19 mai 2020

 

Le comité Pro Persona est un cercle de réflexion composé de philosophes, théologiens et d’experts de la finance, il vise à approfondir les questions éthiques qui se posent à l’activité financière et économique.

 

Sa mission ? Contribuer à une recherche fondamentale et appliquée en faveur d’une finance au service de l’économie et d’une économie au service de la personne humaine. Pour partager les fruits de ses réflexions, Pro Persona édite des Cahiers, découvrez le sixième numéro de la séquence « Éthique » :

 

 

On ne parle plus guère de charité aujourd’hui. On pense que justice et solidarité suffisent à garantir un monde meilleur. L’expérience montre qu’il n’en est rien. En réalité, la charité dépasse la solidarité en ce qu’elle fait du don une condition de viabilité de toute société humaine. Vision prophétique, elle en viendrait ainsi à structurer la société. Quel est donc l’apport propre de la charité à la construction du monde ?

Solidarité et justice

La charité, aujourd’hui, est souvent perçue comme un acte condescendant et humiliant. « Faire la charité », ou au contraire « je ne veux pas de la charité », laissent alors un arrière-goût d’humiliation pour celui qui bénéficie de la charité, et de puissance pour celui qui fait œuvre de charité. « Faire la charité » est souvent associé à faire l’aumône. Au-delà, on bâtit un triptyque : aumône, charité, solidarité. On est tenté de dire que c’est par charité que nous faisons un acte de solidarité qui se traduit par une aumône. Pourtant, cette logique ne prend en compte qu’un aspect de chacune de ces trois réalités. Car, par charité, nous pouvons aussi ne pas faire l’aumône, si cette aumône est utilisée à mauvais escient. En revanche, nous pouvons, malgré tout, faire cette aumône mal utilisée par solidarité ou simple justice.

 

En outre, il manque un pivot à notre triptyque : la justice. Être juste, c’est rendre ce qui est dû à qui cela est dû. La question est de savoir ce qui est dû, donc de connaître le bénéficiaire (personnel ou collectif) de la justice. Si la justice est le respect du droit, l’injustice, à l’inverse, est la privation de cet état de droit. Un homme a droit à ses biens : c’est justice. Ce qui est anormal, c’est la privation de ce droit, ce qui devient injustice. Ainsi, voler est une injustice.

Au-delà du subjectif

La solidarité, quant à elle, est souvent entendue comme une forme d’altruisme, comme l’élan de générosité envers des personnes en situation de difficulté ou pour pallier les déficiences de la justice sociale. ,La détresse est évaluée selon deux critères. D’abord, celui du ressenti personnel, faisant de chacun la norme de son jugement.
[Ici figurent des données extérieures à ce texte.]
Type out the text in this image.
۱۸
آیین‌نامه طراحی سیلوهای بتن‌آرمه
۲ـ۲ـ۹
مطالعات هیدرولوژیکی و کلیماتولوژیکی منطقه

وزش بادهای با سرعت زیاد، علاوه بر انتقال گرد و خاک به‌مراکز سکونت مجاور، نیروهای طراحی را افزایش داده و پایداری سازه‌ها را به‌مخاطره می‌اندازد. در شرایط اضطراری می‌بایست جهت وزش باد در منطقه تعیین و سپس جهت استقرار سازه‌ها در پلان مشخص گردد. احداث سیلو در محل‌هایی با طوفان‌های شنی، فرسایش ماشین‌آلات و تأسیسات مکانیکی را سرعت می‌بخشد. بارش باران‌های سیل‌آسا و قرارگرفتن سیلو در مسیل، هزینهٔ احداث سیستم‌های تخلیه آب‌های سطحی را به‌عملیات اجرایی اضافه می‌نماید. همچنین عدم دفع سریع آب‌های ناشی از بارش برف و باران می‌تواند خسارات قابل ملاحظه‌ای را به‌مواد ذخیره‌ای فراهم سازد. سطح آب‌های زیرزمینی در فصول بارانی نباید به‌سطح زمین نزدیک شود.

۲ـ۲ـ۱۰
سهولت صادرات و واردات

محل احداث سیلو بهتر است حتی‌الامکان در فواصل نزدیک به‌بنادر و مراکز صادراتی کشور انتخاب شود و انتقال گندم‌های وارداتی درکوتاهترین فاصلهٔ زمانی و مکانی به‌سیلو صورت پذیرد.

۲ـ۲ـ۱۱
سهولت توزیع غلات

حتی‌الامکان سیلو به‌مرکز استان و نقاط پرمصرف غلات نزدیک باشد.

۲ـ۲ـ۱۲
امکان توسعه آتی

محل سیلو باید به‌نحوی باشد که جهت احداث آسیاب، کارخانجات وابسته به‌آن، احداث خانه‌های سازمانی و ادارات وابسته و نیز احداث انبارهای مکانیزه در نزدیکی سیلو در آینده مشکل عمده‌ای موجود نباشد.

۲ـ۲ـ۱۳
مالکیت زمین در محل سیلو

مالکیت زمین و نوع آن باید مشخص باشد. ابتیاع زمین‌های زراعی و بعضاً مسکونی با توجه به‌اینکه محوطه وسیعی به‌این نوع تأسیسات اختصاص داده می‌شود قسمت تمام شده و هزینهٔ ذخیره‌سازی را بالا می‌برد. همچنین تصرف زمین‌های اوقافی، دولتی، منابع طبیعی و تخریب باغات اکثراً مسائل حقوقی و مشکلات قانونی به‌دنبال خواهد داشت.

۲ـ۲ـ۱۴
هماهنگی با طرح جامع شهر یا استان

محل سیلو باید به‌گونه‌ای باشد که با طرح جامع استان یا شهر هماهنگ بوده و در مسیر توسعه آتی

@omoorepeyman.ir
Ainsi, mon confort de vie personnel peut mettre la barre plus ou moins haute dans le domaine du confort et donc de mon degré d’appréhension de ce qui est détresse, voire injustice. Mais cette perception est relative et ne considère pas en premier lieu le besoin propre à la personne ou à la situation. Autrement dit, cette subjectivité ne se pose pas d’abord la question de ce qui est dû, donc de la justice véritable. L’action solidaire sera donc fonction de l’émotion ressentie par chacun selon ses propres critères. Elle ne sera pas nécessairement juste, et si elle l’est, elle le sera comme corollaire de ma subjectivité et non comme objet premier du bien de l’autre. Si cet élan du cœur traduit une générosité profonde, elle marque pourtant un certain dévoiement de cet élan. Il conviendrait donc d’appeler cet élan « générosité » plutôt que « solidarité ». Le vrai sens de la solidarité est le lien organique qui unit chaque être et qui fait que tout acte posé, même lointain et isolé, a des conséquences sur le reste du monde. Cette conséquence est automatique du fait de cette solidarité qui tient uni le monde et pose alors la question de la responsabilité.

 

La solidarité peut être accompagnée de générosité, mais, même sans générosité, le lien organique de solidarité demeure. Je pose un acte solidaire quand mes actions contribuent au bien des autres. C’est pourquoi, la solidarité comprend la justice comme base et étalon de mesure de mes actes.